Ce qui s'est passé
Le Cabinet des ministres a opéré des changements de personnel au ministère de la Défense : Мстислав Банік a été nommé vice‑ministre, responsable de la réforme des achats, et Юрій Мироненко — inspecteur général. C'est le ministre de la Défense, Михайло Федоров, qui a annoncé cela officiellement.
« Nous poursuivons la transformation du ministère de la Défense en une institution efficace, orientée vers les résultats sur le front. »
— Михайло Федоров, ministre de la Défense
En bref sur les personnalités et leur expérience
Baník possède une expérience pratique dans les projets numériques publics : il a participé au lancement et au développement de l'application Дія, et au ministère de la Défense il a dirigé le développement des services Армія+ et Резерв+. Il a une expérience combattante — il a servi comme volontaire, allant du soldat à l'officier, a travaillé avec des drones FPV et dans des unités d'état‑major (il est fait mention de sa participation à l'opération de Koursk au sein de l'unité CODE 9.2).
Mироненко, ancien chef du Service national des communications spéciales et ancien vice‑ministre de la Défense, sera chargé de l'évaluation indépendante de l'état des forces et de l'efficacité des décisions — de l'analyse de la mise en œuvre des politiques jusqu'aux recommandations pour des ajustements opérationnels.
Position du ministère de la Défense : centralisation pour la rapidité et la transparence
À partir du 1er janvier, tous les achats pour l'armée — des armements à l'alimentation en passant par le carburant et les lubrifiants — devront être effectués par une seule Agence des achats de la Défense placée sous le contrôle du ministère de la Défense. L'objectif déclaré par le ministère est de rendre les processus plus transparents, plus rapides et adaptables à l'échelle des besoins du front.
« Nous constituons une équipe capable de mettre rapidement à l'échelle des solutions, d'utiliser efficacement les ressources et d'assurer un résultat pour le front. »
— Михайло Федоров, ministre de la Défense
Pourquoi c'est important
Les achats ne sont pas qu'une affaire de comptabilité : de leur efficacité dépend la vitesse d'approvisionnement en munitions, en équipements, en carburant et en nourriture. Pour le soldat sur le front, un retard dans les chaînes d'approvisionnement peut avoir un impact direct sur la survie et la capacité opérationnelle des unités. La réforme vise à réduire la fragmentation du processus et à raccourcir les délais de prise de décision.
Risques et questions qui restent à trancher
Parallèlement à l'annonce de la centralisation, des critiques ont été émises : le Conseil public du ministère de la Défense s'est opposé à la fusion des institutions d'achat et a réclamé des arguments économiques clairs démontrant que la fusion améliorerait l'efficacité. De plus, l'OTAN a conseillé de conserver certaines fonctions des agences, au moins pendant la durée de la guerre.
Ainsi, les questions clés sont désormais les suivantes : quels indicateurs concrets de transparence et d'économies seront mis en place ; comment les nouveaux processus centralisés seront‑ils protégés contre les risques de corruption ; et la rapidité de réaction pour les besoins tactiques sur le front sera‑t‑elle préservée.

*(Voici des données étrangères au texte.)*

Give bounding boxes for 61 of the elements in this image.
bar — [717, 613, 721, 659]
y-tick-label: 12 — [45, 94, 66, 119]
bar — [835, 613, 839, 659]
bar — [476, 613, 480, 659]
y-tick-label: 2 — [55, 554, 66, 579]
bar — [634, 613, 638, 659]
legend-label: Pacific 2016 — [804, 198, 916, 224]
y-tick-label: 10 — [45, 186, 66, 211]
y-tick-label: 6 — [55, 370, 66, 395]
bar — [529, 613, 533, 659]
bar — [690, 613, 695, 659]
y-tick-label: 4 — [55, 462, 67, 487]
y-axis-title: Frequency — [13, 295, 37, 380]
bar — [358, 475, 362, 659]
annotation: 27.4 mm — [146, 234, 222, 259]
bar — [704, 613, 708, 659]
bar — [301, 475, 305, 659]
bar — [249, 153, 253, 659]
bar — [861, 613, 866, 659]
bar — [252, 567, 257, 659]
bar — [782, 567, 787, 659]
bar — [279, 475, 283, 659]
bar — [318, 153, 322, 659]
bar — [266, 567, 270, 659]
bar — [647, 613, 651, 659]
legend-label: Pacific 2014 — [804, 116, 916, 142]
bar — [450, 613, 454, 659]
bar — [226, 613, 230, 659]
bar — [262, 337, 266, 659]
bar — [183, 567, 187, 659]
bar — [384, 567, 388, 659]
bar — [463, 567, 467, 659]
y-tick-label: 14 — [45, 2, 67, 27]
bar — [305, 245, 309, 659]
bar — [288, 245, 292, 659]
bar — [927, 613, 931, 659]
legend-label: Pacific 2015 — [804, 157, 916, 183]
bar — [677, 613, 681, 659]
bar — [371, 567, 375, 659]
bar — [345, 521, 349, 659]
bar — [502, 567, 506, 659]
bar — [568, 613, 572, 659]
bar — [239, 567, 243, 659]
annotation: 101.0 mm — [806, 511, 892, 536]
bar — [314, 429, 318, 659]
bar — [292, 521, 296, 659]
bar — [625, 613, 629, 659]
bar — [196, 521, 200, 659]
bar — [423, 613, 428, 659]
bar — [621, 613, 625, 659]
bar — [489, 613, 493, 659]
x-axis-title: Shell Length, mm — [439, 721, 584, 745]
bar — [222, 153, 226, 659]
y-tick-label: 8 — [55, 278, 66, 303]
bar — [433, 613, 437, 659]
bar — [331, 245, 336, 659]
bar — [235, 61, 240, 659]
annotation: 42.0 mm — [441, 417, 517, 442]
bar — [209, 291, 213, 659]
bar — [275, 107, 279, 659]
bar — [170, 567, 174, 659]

Ce que cela signifie pour les citoyens et les partenaires
Pour la société, il s'agit d'une question de confiance : les achats centralisés peuvent réduire les coûts administratifs et améliorer la reddition de comptes, mais uniquement à condition d'indicateurs clairs et d'un contrôle indépendant. Pour les partenaires internationaux, c'est un signal d'une volonté de réformer systémiquement les processus de défense, ce qui peut influencer le volume et les conditions de l'aide.
Conclusion
La nomination de Baník et de Mironenko est un pari sur l'expérience numérique et la vérification institutionnelle des décisions. Mais l'annonce des changements n'est que le début. Il est désormais essentiel de voir des mesures concrètes : des indicateurs publics de performance, des mécanismes de contrôle externe et des garanties de réactivité pour le front. C'est sur ces critères que la société et les partenaires jugeront si ce changement a produit les résultats attendus.
La nouvelle équipe saura‑t‑elle transformer les déclarations en résultats mesurables — une question dont dépend à la fois la sécurité sur le front et la confiance des citoyens.